010. 💋

1.3K 66 1
                                    

CW:// PART INI MENGANDUNG ADEGAN KISS 

"Lo udah ciuman ya sama Yola?" Ucap Yura ketika sedang bersama Yudi di ruang fotocopy kantor. Pria itu menoleh dan menatapnya heran.

"Baru gue tinggal outside meeting sehari udah sejauh ini obrolan lo sama Yola??

"Gue cuma nanya apa kalian pacaran dan Yola bilang iya. Jadi ya gue tanya jadiannya gimana dan ya kita sampai di kesimpulan itu."

Yudi tertawa heran. "Ya emang kenapa sih kalo gue ciuman sama dia? Kan dia pacar gue?"

"Ya nggak apa-apa...justru gue butuh pendapat lo dari POV laki-laki–"

"I thought you don't want to be intimate with your soon-to-be-husband?"

"Tadinya...cuma kayaknya belakangan ini dia cukup sukses bikin gue baper, dan kita bakal banyak berduaan–" ucap Yura salah tingkah. "Yola bilang ini waktu yang tepat supaya gue tau rasanya pacaran gimana...gimana ya jelasinnya?"

"Do you want to kiss him?" Ucap Yudi tertawa.

"Lebih ke jaga-jaga aja...kita nggak pernah tahu ke depannya gimana..."

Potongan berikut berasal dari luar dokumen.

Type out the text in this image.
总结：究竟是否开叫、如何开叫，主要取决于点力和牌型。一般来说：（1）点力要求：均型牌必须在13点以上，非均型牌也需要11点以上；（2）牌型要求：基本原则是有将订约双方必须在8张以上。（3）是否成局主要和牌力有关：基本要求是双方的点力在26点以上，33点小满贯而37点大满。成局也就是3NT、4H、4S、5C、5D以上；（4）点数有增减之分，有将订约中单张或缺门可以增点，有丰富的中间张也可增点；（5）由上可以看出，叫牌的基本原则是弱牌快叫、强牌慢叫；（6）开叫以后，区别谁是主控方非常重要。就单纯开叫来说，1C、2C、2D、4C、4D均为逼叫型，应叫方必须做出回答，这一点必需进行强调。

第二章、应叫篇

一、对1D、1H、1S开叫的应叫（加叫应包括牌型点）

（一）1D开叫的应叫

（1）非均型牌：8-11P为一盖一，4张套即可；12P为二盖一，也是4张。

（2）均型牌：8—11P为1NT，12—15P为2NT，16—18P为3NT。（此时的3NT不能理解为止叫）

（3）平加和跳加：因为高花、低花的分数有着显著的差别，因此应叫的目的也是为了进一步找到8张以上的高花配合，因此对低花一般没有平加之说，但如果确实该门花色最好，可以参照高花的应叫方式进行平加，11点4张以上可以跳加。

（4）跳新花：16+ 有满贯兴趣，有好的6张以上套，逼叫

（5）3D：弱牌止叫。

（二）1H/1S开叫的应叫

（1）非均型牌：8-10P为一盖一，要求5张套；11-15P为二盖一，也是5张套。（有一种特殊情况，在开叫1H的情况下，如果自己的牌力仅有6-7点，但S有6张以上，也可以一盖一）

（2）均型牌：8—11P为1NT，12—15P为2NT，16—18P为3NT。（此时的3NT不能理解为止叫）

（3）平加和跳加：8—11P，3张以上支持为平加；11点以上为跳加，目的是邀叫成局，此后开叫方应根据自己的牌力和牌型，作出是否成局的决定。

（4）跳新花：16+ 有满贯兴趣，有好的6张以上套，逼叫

"Gue nggak tau ya yang lo rasain ke dia itu gimana dan ini gue bicara dari pengalaman pribadi gue aja jadi jangan dianggap ucapan gue ini sama kayak apa yang dipikirin laki-laki di luar sana. Calon lo juga mungkin aja punya pendapat berbeda sama gue."

"Oke."

"Gue juga nggak tau yang lo mau apa, tapi akan gue jelasin aja. We do love kisses, ASAL–" ucap Yudi menekankan, "Asal gue ada ketertarikan sama cewek itu. I'm interested in Yola, that's why I want to kiss her. Tertarik pun juga bukan berarti cinta. But I love Yola, that's why I asked her to be in a relationship with me. Sampai sini lo tau bedanya?"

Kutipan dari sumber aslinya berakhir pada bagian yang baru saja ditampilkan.